United States: ISO-lated No More?

Tax Reform and Incentive Stock Options



I. Overview of AMT Changes

The reconciliation of the House and Senate versions of the Tax Cut and Jobs Act,1 the sweeping Tax Reform Act overhauling the U.S. federal income tax code (the "Tax Reform Act"), has been finalized and signed by the President. One feature of the Tax Reform Act is the change in the thresholds and phase-out for the alternative minimum tax ("AMT").

The AMT is imposed on individuals in an amount by which the tentative minimum tax exceeds the regular income tax for the taxable year. The Tax Reform Act provides that for taxable years beginning in 2017, the tentative minimum tax is the sum of (1) 26 percent of the taxable excess as does not exceed $187,800 ($93,900 in the case of a married individual filing a separate return) and (2) 28 percent of the remaining taxable excess. The breakpoints are indexed for inflation. The taxable excess is so much of the alternative minimum taxable income as exceeds the exemption amount.

Although a thorough discussion of the AMT regime is beyond the scope of this Stroock Special Bulletin, the Tax Reform Act temporarily increases both the exemption amount and the phase-out thresholds for the individual AMT. Under the Tax Reform Act, for taxable years beginning after December 31, 2017, and beginning before January

1, 2026, the AMT exemption amount is increased to $109,400 for married taxpayers filing a joint return (half this amount for married taxpayers filing a separate return), indexed for inflation. The phase-out thresholds are increased to $1,000,000 for married taxpayers filing a joint return, and $500,000 for all other taxpayers (other than estates and trusts), indexed for inflation.

II. ISOs

Incentive stock options ("ISOs") are stock options that allow employees to delay the payment of U.S. federal income tax that otherwise would be due upon the exercise of a "regular" or nonqualified stock option until the later sale of the underlying security, provided the individual satisfies certain holding periods and the ISOs meet certain other conditions. In addition, if the shares are sold (other than in a disqualifying disposition, as discussed below), then the difference between the proceeds received upon sale of the shares and the employee's basis (i.e., usually the exercise price and other assorted charges) is a capital gain or loss. There are also no employment taxes owed and no tax withholding on grant, exercise or disposition of shares acquired on the exercise of an ISO. There are several additional requirements to qualify as an ISO. For example, a 10 percent or more shareholder of the issuer can only be granted an ISO that has an exercise price of not less than 110 percent of the fair market value at grant. In addition, the "benefit" of ISO treatment is limited to only $100,000 in any given year of exercise.

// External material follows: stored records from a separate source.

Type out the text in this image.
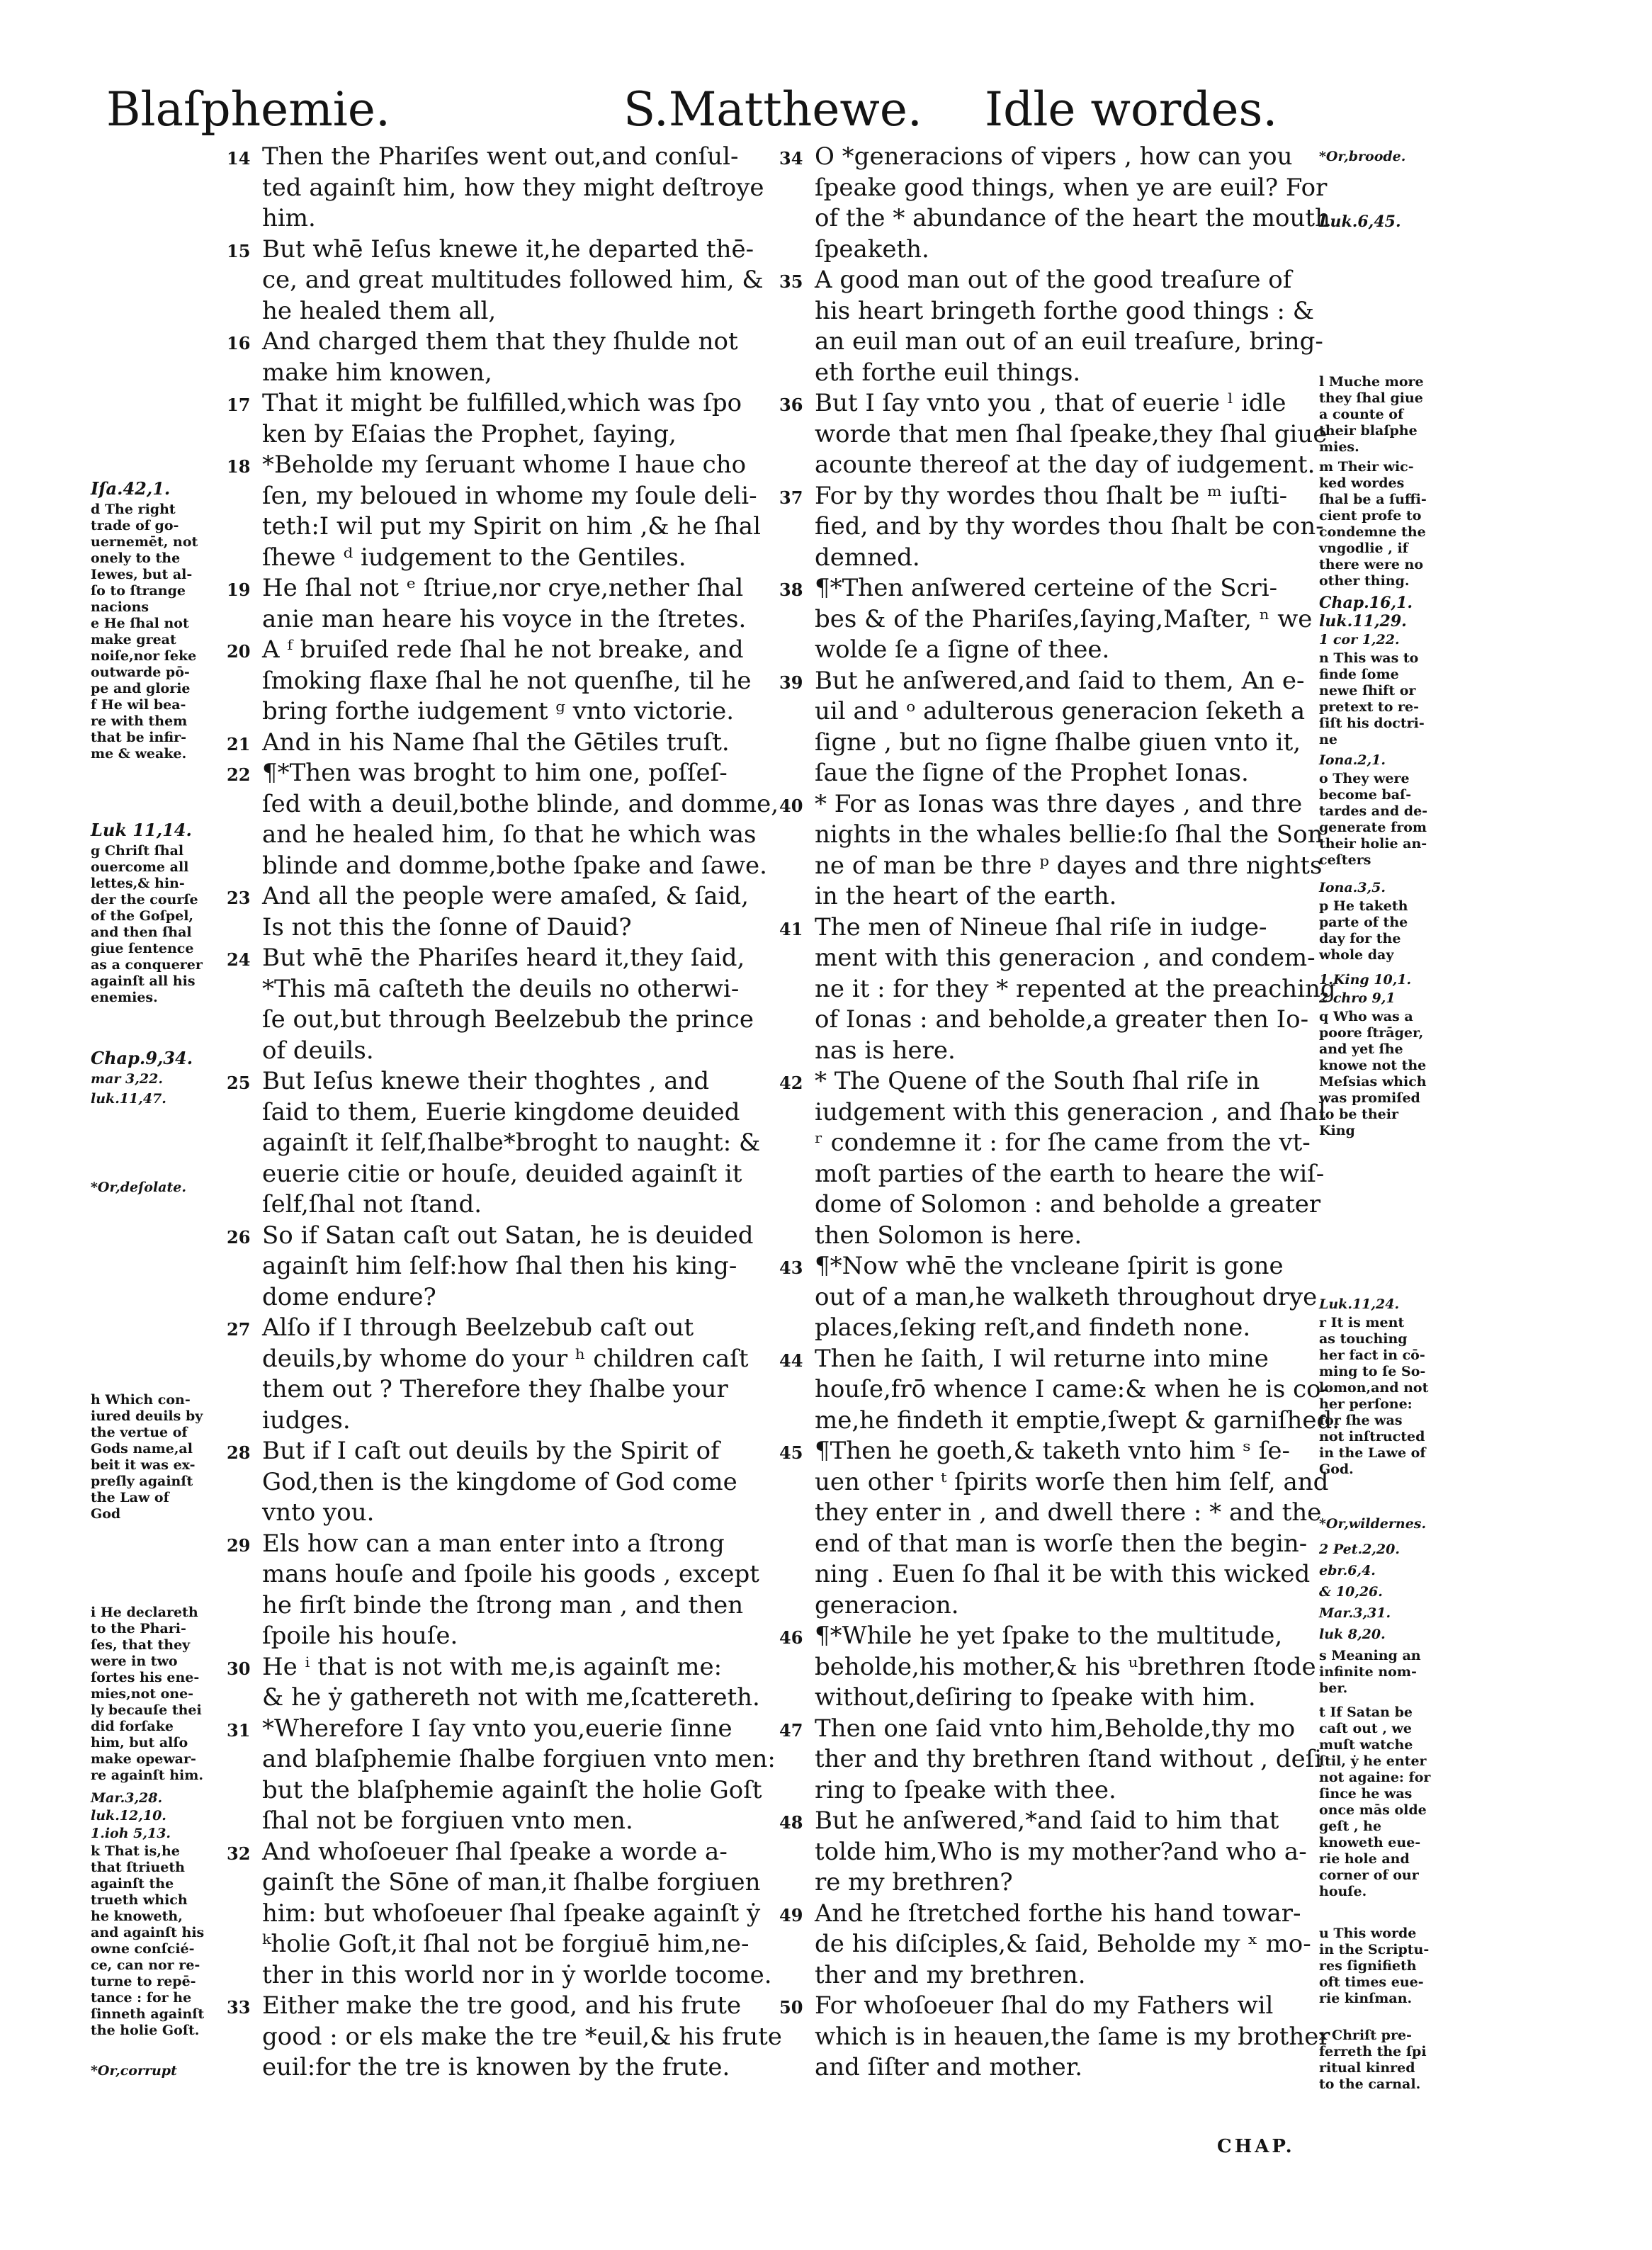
Blaſphemie.	S.Matthewe. Idle wordes.
14 Then the Phariſes went out,and conſul-
ted againſt him, how they might deſtroye
him.
15 But whē Ieſus knewe it,he departed thē-
ce, and great multitudes followed him, &
he healed them all,
16 And charged them that they ſhulde not
make him knowen,
17 That it might be fulfilled,which was ſpo
ken by Eſaias the Prophet, ſaying,
18 *Beholde my ſeruant whome I haue cho
ſen, my beloued in whome my ſoule deli-
teth:I wil put my Spirit on him ,& he ſhal
ſhewe ᵈ iudgement to the Gentiles.
19 He ſhal not ᵉ ſtriue,nor crye,nether ſhal
anie man heare his voyce in the ſtretes.
20 A ᶠ bruiſed rede ſhal he not breake, and
ſmoking flaxe ſhal he not quenſhe, til he
bring forthe iudgement ᵍ vnto victorie.
21 And in his Name ſhal the Gētiles truſt.
22 ¶*Then was broght to him one, poſſeſ-
ſed with a deuil,bothe blinde, and domme,
and he healed him, ſo that he which was
blinde and domme,bothe ſpake and ſawe.
23 And all the people were amaſed, & ſaid,
Is not this the ſonne of Dauid?
24 But whē the Phariſes heard it,they ſaid,
*This mā caſteth the deuils no otherwi-
ſe out,but through Beelzebub the prince
of deuils.
25 But Ieſus knewe their thoghtes , and
ſaid to them, Euerie kingdome deuided
againſt it ſelf,ſhalbe*broght to naught: &
euerie citie or houſe, deuided againſt it
ſelf,ſhal not ſtand.
26 So if Satan caſt out Satan, he is deuided
againſt him ſelf:how ſhal then his king-
dome endure?
27 Alſo if I through Beelzebub caſt out
deuils,by whome do your ʰ children caſt
them out ? Therefore they ſhalbe your
iudges.
28 But if I caſt out deuils by the Spirit of
God,then is the kingdome of God come
vnto you.
29 Els how can a man enter into a ſtrong
mans houſe and ſpoile his goods , except
he firſt binde the ſtrong man , and then
ſpoile his houſe.
30 He ⁱ that is not with me,is againſt me:
& he ẏ gathereth not with me,ſcattereth.
31 *Wherefore I ſay vnto you,euerie ſinne
and blaſphemie ſhalbe forgiuen vnto men:
but the blaſphemie againſt the holie Goſt
ſhal not be forgiuen vnto men.
32 And whoſoeuer ſhal ſpeake a worde a-
gainſt the Sōne of man,it ſhalbe forgiuen
him: but whoſoeuer ſhal ſpeake againſt ẏ
ᵏholie Goſt,it ſhal not be forgiuē him,ne-
ther in this world nor in ẏ worlde tocome.
33 Either make the tre good, and his frute
good : or els make the tre *euil,& his frute
euil:for the tre is knowen by the frute.
34 O *generacions of vipers , how can you
ſpeake good things, when ye are euil? For
of the * abundance of the heart the mouth
ſpeaketh.
35 A good man out of the good treaſure of
his heart bringeth forthe good things : &
an euil man out of an euil treaſure, bring-
eth forthe euil things.
36 But I ſay vnto you , that of euerie ˡ idle
worde that men ſhal ſpeake,they ſhal giue
acounte thereof at the day of iudgement.
37 For by thy wordes thou ſhalt be ᵐ iuſti-
fied, and by thy wordes thou ſhalt be con-
demned.
38 ¶*Then anſwered certeine of the Scri-
bes & of the Phariſes,ſaying,Maſter, ⁿ we
wolde ſe a ſigne of thee.
39 But he anſwered,and ſaid to them, An e-
uil and ᵒ adulterous generacion ſeketh a
ſigne , but no ſigne ſhalbe giuen vnto it,
ſaue the ſigne of the Prophet Ionas.
40 * For as Ionas was thre dayes , and thre
nights in the whales bellie:ſo ſhal the Son
ne of man be thre ᵖ dayes and thre nights
in the heart of the earth.
41 The men of Nineue ſhal riſe in iudge-
ment with this generacion , and condem-
ne it : for they * repented at the preaching
of Ionas : and beholde,a greater then Io-
nas is here.
42 * The Quene of the South ſhal riſe in
iudgement with this generacion , and ſhal
ʳ condemne it : for ſhe came from the vt-
moſt parties of the earth to heare the wiſ-
dome of Solomon : and beholde a greater
then Solomon is here.
43 ¶*Now whē the vncleane ſpirit is gone
out of a man,he walketh throughout drye
places,ſeking reſt,and findeth none.
44 Then he ſaith, I wil returne into mine
houſe,frō whence I came:& when he is co-
me,he findeth it emptie,ſwept & garniſhed.
45 ¶Then he goeth,& taketh vnto him ˢ ſe-
uen other ᵗ ſpirits worſe then him ſelf, and
they enter in , and dwell there : * and the
end of that man is worſe then the begin-
ning . Euen ſo ſhal it be with this wicked
generacion.
46 ¶*While he yet ſpake to the multitude,
beholde,his mother,& his ᵘbrethren ſtode
without,deſiring to ſpeake with him.
47 Then one ſaid vnto him,Beholde,thy mo
ther and thy brethren ſtand without , deſi
ring to ſpeake with thee.
48 But he anſwered,*and ſaid to him that
tolde him,Who is my mother?and who a-
re my brethren?
49 And he ſtretched forthe his hand towar-
de his diſciples,& ſaid, Beholde my ˣ mo-
ther and my brethren.
50 For whoſoeuer ſhal do my Fathers wil
which is in heauen,the ſame is my brother
and ſiſter and mother.
Iſa.42,1.
d The right
trade of go-
uernemēt, not
onely to the
Iewes, but al-
ſo to ſtrange
nacions
e He ſhal not
make great
noiſe,nor ſeke
outwarde pō-
pe and glorie
f He wil bea-
re with them
that be infir-
me & weake.
Luk 11,14.
g Chriſt ſhal
ouercome all
lettes,& hin-
der the courſe
of the Goſpel,
and then ſhal
giue ſentence
as a conquerer
againſt all his
enemies.
Chap.9,34.
mar 3,22.
luk.11,47.
*Or,deſolate.
h Which con-
iured deuils by
the vertue of
Gods name,al
beit it was ex-
preſly againſt
the Law of
God
i He declareth
to the Phari-
ſes, that they
were in two
ſortes his ene-
mies,not one-
ly becauſe thei
did forſake
him, but alſo
make opewar-
re againſt him.
Mar.3,28.
luk.12,10.
1.ioh 5,13.
k That is,he
that ſtriueth
againſt the
trueth which
he knoweth,
and againſt his
owne conſcié-
ce, can nor re-
turne to repē-
tance : for he
ſinneth againſt
the holie Goſt.
*Or,corrupt
*Or,broode.
Luk.6,45.
l Muche more
they ſhal giue
a counte of
their blaſphe
mies.
m Their wic-
ked wordes
ſhal be a ſuffi-
cient profe to
condemne the
vngodlie , if
there were no
other thing.
Chap.16,1.
luk.11,29.
1 cor 1,22.
n This was to
finde ſome
newe ſhift or
pretext to re-
ſiſt his doctri-
ne
Iona.2,1.
o They were
become baſ-
tardes and de-
generate from
their holie an-
ceſters
Iona.3,5.
p He taketh
parte of the
day for the
whole day
1.King 10,1.
2 chro 9,1
q Who was a
poore ſtrāger,
and yet ſhe
knowe not the
Meſsias which
was promiſed
to be their
King
Luk.11,24.
r It is ment
as touching
her fact in cō-
ming to ſe So-
lomon,and not
her perſone:
for ſhe was
not inſtructed
in the Lawe of
God.
*Or,wildernes.
2 Pet.2,20.
ebr.6,4.
& 10,26.
Mar.3,31.
luk 8,20.
s Meaning an
infinite nom-
ber.
t If Satan be
caſt out , we
muſt watche
ſtil, ẏ he enter
not againe: for
ſince he was
once mās olde
geſt , he
knoweth eue-
rie hole and
corner of our
houſe.
u This worde
in the Scriptu-
res ſignifieth
oft times eue-
rie kinſman.
x Chriſt pre-
ferreth the ſpi
ritual kinred
to the carnal.
CHAP.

Further, to receive the favorable tax treatment, the shares acquired upon exercise of the ISO must not be disposed of in a "disqualifying disposition." A "disqualifying disposition" is a disposition of the shares acquired by the exercise of an ISO within two years after the grant of the ISO or within one year after its exercise. In the event of a disqualifying disposition, the employee would recognize income in an amount equal to the excess of the value received on the disqualifying disposition over the exercise price of the shares.

Finally, it is important to note that the employer does not receive a tax deduction on the grant or exercise of an ISO. The employer is only permitted a deduction if (and to the extent that) the employee has compensatory income arising out of a disqualifying disposition.

III. Planning Considerations

One disadvantage of ISOs is that the spread between the exercise price and the value on exercise is an add back to income for purposes of calculating the AMT. In considering ISOs, compensation planners have had to contend with some of the features associated not only with the positive economics associated with ISOs, but also the limitations. This has resulted in a limit as to the use and benefit of ISOs. As a result of the increase in AMT limits, ISOs may be more attractive to employees, and companies may wish to reconsider the use of ISOs as part of their compensation program. Where and how this may result in trends more broadly, only the future will know.

Footnotes

1 The Tax Cuts and Jobs Act, H.R. 1, as amended.

The content of this article is intended to provide a general guide to the subject matter. Specialist advice should be sought about your specific circumstances.